The Little Surprises of Mulino Bianco (1983-1990)

by Giancarlo Gonizzi

–Hello, I am Franca.
–Franca was the delightful young lady that answered the letters and messages that children all over Italy wrote to the
Little White Miller (photos 1-2-3) –PMB for his friends – and that took care of in pack promotions, that is, those little gadget games inserted into small cardboard boxes like those used for matches. These were found inside Mulino Bianco packages of snacks up until 1990.
– We are relocating our offices. I would like to send you a few boxes of Mulino Bianco Little Surprises. Would you like to have them for your Archives? – In reality, “a few boxes” meant an entire truckload of boxes that in a matter of a few days submerged the deposits of the Historical Archives. The boxes contained other boxes made of white cardboard, thin and narrow, and these, in turn contained the small boxes filled with Little Surprises.
A hellish Matryoshka with hundreds of types and models (photos 4-5-6-7-8). A folly even for the best intentioned of archivists.
–Franca, it is impossible for me to manage this. We would need a map, a list, a chronology…
–Ah! But if it’s just that, I have already made a chronology! There is a bit of confusion with numbers, some double entries, but you can reconstruct the subdivision into years: it was the hand written list of orders that were sent to the Purchasing Offices.
We numbered the entire series anew, using the descriptions given by Franca, and with that list it was possible to “line up” 560 Little Surprises, all different from one another. These were designed, made and distributed in the span of seven years. An outstanding patrimony of creativity and brand identity that had to be absolutely preserved. Yes, but how?
For every specimen, there could exist one sample as well as ten or twenty… Aside from some  “out of size” objects, almost the total fell into the matchbox size itemsThe idea to use a drawing cabinet to keep the Little Surprises came up.
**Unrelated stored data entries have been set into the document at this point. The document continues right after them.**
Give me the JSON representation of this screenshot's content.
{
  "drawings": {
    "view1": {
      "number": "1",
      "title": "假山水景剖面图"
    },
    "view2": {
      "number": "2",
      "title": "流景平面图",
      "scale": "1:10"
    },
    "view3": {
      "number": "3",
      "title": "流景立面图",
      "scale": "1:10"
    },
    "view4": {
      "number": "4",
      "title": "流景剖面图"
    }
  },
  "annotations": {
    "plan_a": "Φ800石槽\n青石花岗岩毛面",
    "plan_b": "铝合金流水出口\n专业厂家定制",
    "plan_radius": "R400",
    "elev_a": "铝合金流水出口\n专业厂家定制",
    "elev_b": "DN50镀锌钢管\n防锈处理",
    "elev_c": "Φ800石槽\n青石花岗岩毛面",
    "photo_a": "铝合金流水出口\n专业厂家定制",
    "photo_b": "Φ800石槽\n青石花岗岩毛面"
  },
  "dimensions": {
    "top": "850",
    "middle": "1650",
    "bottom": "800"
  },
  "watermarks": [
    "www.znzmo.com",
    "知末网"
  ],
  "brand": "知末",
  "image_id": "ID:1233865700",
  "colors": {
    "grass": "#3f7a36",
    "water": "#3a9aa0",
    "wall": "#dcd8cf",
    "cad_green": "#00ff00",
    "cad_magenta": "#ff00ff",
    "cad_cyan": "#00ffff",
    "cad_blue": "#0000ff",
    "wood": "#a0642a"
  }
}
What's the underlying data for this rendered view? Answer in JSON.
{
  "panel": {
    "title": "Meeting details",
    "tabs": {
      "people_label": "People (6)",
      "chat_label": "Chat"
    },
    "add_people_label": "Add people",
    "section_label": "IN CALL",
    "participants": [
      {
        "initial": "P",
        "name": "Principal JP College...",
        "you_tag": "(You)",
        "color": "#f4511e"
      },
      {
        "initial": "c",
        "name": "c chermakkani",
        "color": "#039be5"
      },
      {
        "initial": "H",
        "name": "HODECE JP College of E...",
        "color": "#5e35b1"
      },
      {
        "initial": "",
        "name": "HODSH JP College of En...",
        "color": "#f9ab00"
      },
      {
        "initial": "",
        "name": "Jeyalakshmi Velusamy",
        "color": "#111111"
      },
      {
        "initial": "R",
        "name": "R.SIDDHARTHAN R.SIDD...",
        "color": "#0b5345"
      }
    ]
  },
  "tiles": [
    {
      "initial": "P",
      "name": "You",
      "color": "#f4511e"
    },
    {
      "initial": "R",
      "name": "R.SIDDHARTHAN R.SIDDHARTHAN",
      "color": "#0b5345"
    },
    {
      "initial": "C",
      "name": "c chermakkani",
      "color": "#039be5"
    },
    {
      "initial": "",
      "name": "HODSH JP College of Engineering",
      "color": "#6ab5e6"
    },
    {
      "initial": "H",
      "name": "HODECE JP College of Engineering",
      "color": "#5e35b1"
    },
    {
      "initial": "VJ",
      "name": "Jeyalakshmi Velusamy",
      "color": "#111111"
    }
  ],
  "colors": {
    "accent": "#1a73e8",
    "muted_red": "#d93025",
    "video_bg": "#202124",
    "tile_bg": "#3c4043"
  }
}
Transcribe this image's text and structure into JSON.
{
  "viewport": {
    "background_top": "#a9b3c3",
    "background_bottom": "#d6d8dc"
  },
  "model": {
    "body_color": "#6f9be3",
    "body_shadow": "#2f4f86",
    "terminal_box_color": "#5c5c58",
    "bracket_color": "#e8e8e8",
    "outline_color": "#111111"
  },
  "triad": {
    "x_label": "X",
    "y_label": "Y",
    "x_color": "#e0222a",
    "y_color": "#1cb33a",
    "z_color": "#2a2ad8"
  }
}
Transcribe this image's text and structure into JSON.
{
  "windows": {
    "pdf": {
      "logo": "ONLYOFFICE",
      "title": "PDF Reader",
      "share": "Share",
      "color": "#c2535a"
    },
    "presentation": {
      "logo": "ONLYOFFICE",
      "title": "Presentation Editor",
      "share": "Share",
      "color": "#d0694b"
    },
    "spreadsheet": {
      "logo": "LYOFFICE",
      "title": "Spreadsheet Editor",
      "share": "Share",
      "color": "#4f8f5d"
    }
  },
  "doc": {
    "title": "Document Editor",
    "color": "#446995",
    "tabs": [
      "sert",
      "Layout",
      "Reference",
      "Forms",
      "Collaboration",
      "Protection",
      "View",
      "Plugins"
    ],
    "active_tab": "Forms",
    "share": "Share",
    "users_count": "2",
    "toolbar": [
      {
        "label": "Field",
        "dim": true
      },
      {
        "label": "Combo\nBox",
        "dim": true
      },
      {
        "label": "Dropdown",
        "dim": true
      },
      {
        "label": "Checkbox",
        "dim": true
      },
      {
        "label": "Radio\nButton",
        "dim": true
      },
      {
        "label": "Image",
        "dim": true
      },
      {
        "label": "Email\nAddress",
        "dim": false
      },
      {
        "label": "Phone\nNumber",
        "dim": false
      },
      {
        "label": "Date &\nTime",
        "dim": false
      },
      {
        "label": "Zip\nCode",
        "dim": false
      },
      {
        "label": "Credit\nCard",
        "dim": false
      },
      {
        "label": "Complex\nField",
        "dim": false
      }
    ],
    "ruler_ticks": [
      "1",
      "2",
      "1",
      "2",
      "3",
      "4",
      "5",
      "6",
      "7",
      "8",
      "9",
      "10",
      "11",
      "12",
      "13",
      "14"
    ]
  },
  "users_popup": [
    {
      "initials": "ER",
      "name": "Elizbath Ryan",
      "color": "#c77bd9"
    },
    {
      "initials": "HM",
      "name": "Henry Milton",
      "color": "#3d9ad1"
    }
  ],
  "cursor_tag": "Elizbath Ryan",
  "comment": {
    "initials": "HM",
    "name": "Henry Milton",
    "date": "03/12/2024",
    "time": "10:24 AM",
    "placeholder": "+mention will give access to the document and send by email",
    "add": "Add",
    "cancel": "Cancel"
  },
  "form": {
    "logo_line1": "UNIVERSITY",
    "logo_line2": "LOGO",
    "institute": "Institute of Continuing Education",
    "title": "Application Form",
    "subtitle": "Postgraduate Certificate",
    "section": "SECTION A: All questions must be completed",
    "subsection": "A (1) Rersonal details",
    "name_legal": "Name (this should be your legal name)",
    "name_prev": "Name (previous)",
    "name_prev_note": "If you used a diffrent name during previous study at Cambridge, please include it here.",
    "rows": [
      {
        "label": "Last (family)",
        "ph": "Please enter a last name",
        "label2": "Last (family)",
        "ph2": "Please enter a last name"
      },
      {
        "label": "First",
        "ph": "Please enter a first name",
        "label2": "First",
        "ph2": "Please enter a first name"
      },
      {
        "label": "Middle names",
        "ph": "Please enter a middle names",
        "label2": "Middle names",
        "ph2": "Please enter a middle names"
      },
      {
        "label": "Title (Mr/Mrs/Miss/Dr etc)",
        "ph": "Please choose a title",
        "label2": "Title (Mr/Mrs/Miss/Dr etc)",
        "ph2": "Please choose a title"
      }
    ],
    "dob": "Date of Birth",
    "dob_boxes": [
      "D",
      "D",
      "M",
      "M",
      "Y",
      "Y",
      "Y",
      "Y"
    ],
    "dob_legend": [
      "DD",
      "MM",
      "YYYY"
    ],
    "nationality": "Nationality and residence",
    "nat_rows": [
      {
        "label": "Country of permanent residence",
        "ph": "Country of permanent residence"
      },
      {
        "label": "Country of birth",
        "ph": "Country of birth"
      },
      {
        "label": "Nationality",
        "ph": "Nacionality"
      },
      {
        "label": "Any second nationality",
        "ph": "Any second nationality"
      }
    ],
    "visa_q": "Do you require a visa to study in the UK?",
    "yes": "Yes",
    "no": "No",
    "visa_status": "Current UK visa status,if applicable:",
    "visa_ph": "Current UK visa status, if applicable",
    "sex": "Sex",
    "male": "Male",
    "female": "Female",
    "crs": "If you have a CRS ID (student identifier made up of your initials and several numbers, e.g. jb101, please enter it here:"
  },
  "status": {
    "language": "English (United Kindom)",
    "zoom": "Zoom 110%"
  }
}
The Purchasing Office ordered some special acetate plastic boxes with a small lid that fit perfectly into the drawers to be made for us. Thus, we created rows of 12×6 objects for each drawer, and all of them were “visible” since they were contained in transparent boxes.
As a rule, we decided to keep three pieces of each subject and to insert the variants (of color and shape) into the same box (photos 9-10).
In a couple of months, we were able to “connect” each of the Little Surprises to their various descriptions, and to give each a year of production and a progressive number. The cabinet became progressively populated with colored gadgets in various shapes. Franca came to our rescue when an object or its description became particularly difficult to connect. In the end, an entire cabinet hosted the collection: an amazing sight, but at that time, it was not possible to do more.
Graziella– the mother of all of the Little Surprises – the one who thought of them and designed them for years, helped us to put in order some of the collections, thanks to her contacts with the various manufacturers.

Years later, a “Work School Program” made it possible for us to complete the operation. Our Priceless helper Giampaolo taught an accelerated course in professional photography to the students of the Lyceum of Sciences that in a month photographed all of the objects – with their related variants – and inserted digital photos and Meta data – names, measures, dates, manufacturer… – in an electronic sheet (photo 11).
Roberto, on his part, with laudable patience, in one month loaded the entire material on the computer system and… we realized there where holes! Since in the bustling work of the office a few objects had not been stored or went lost who knows where, about thirty Little Surprised were missing. The web and the amazing Rosy, a passionate collector – and a good dose of patience – helped us to find and retrieve the missing subjects. Today, the web site of Barilla Historical Archives makes it possible to consult on-line the entire series of Little Surprises. I like to think that an archive is a collective work, especially in a case like this.